Local Running Heroes & Why: Hero is a word that should be used only for those who put themselves in harms way with disregard for there own life in an effort help others. I do admire this white-haired (just being descriptive for you PC police) older couple who run up and down Shoreline early in the AM. They must be 70+ and they're always running together (she's usually one step ahead). Anyone know how long they have been running together? I hope that my wife and I can still run together into our golden years.
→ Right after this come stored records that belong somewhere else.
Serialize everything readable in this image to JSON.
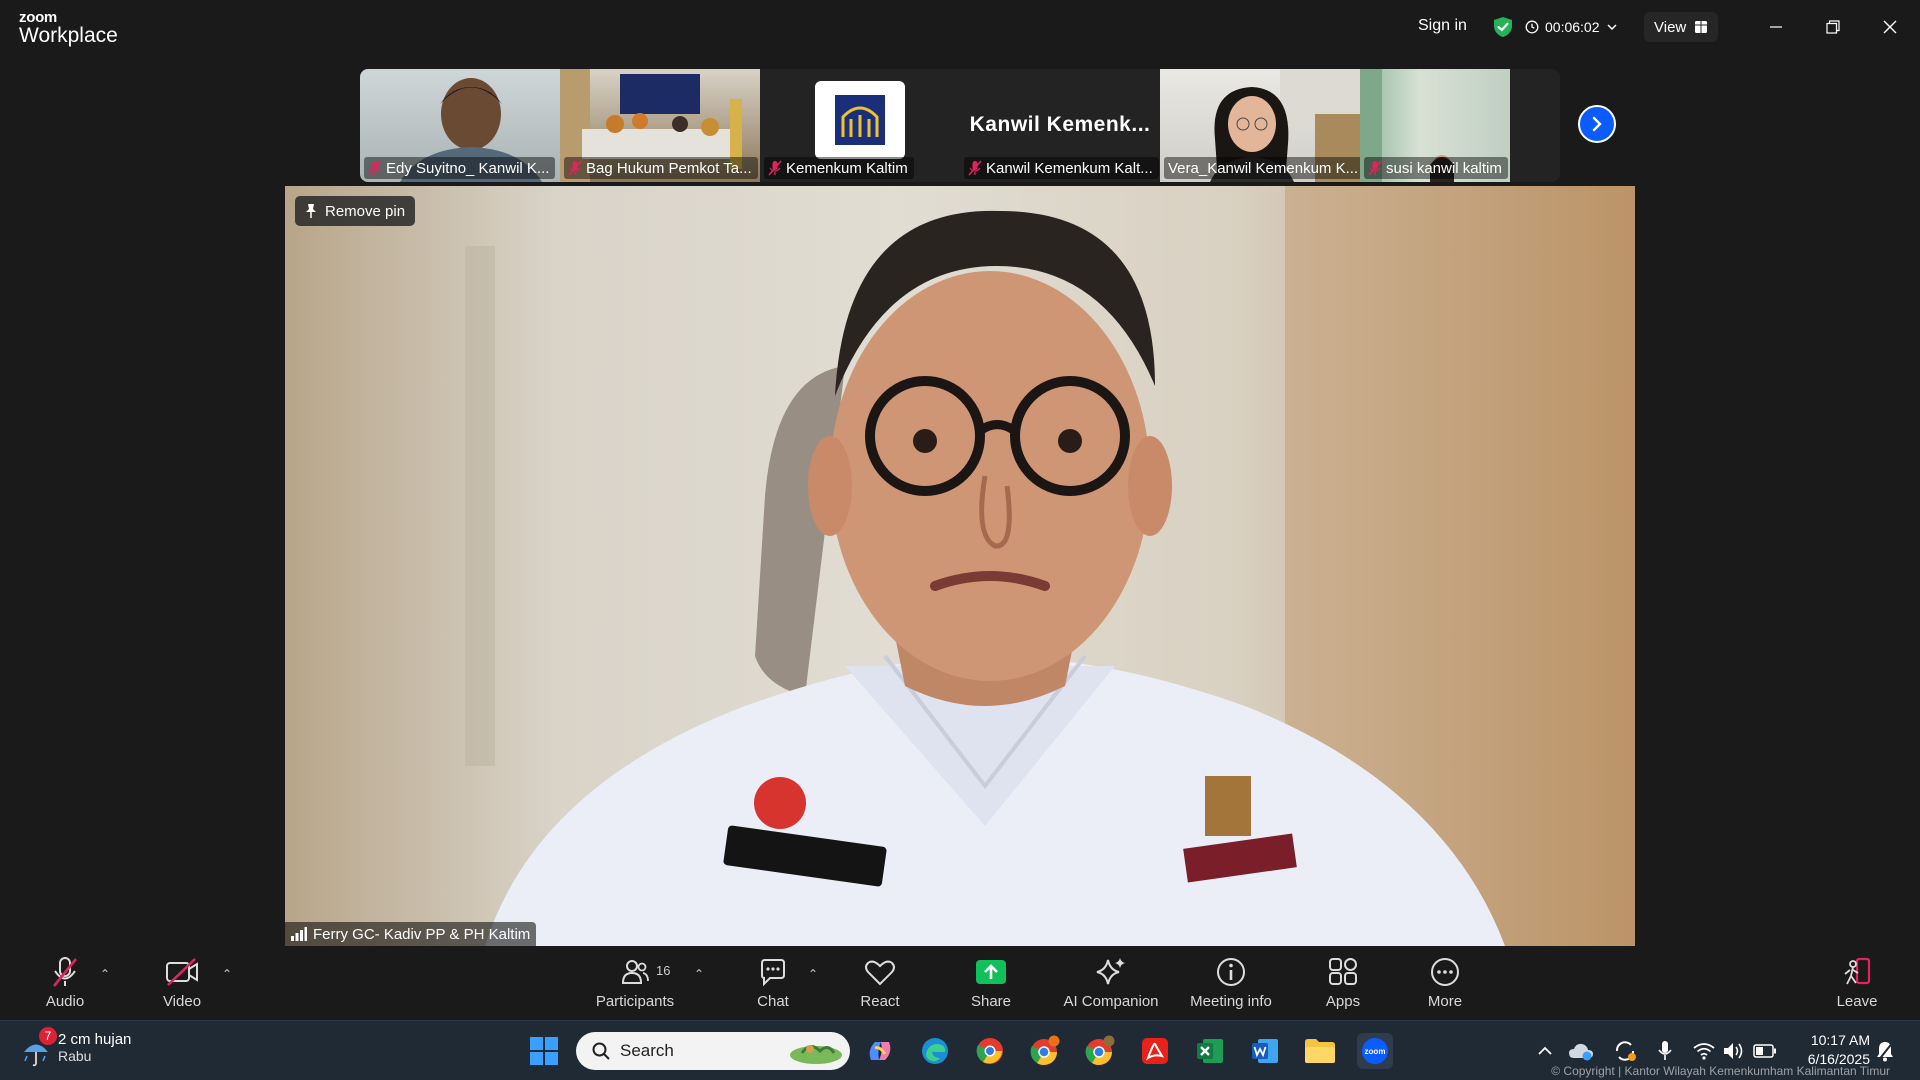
{
  "app": {
    "brand_small": "zoom",
    "brand_large": "Workplace"
  },
  "titlebar": {
    "signin": "Sign in",
    "timer": "00:06:02",
    "view": "View"
  },
  "thumbnails": [
    {
      "name": "Edy Suyitno_ Kanwil K..."
    },
    {
      "name": "Bag Hukum Pemkot Ta..."
    },
    {
      "name": "Kemenkum Kaltim"
    },
    {
      "name": "Kanwil Kemenkum Kalt...",
      "display": "Kanwil  Kemenk..."
    },
    {
      "name": "Vera_Kanwil Kemenkum K..."
    },
    {
      "name": "susi kanwil kaltim"
    }
  ],
  "main_video": {
    "remove_pin": "Remove pin",
    "name": "Ferry GC- Kadiv PP & PH Kaltim"
  },
  "controls": {
    "audio": "Audio",
    "video": "Video",
    "participants": "Participants",
    "participants_count": "16",
    "chat": "Chat",
    "react": "React",
    "share": "Share",
    "ai_companion": "AI Companion",
    "meeting_info": "Meeting info",
    "apps": "Apps",
    "more": "More",
    "leave": "Leave"
  },
  "taskbar": {
    "weather": "2 cm hujan",
    "day": "Rabu",
    "weather_badge": "7",
    "search": "Search",
    "time": "10:17 AM",
    "date": "6/16/2025",
    "copyright": "© Copyright | Kantor Wilayah Kemenkumham Kalimantan Timur"
  },
  "colors": {
    "accent": "#0b5cff",
    "share_green": "#12c05b",
    "leave_red": "#e0245e",
    "mic_off": "#e0245e"
  }
}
Personal Training Tips: Save the race efforts for racing. No one cares who wins during training.
Why I Run: I run because it's fun and it keeps the weight off.
I love runners who: can keep their sense of humor when the pace gets uncomfortable and who are humble
I don't care for runners who: feel the need to discuss their splits and training regimen at nauseam

Suggestions for local races: How about some cross country/trail races that are less than 35 miles?
Suggestions for SBAA: Liven up the uniform with SBAA decorative Gail Dever's clip on nails.
My views on: Excuses. Don't make any. If you're not happy with your results, then say you're not happy but don't use an excuse on why you didn't run as fast or meet your goal time. If you're looking for excuses to use go to any triathlon. Triathletes will usually give the excuses before the race and then fulfill the prophecy. You'll get to hear it twice.

Add Anything: If you have to volunteer your race results then it's not worth talking about. Only if someone asks do they care.
Favorite Quote: It's better to remain silent and thought a fool than to open one's mouth and remove all doubt.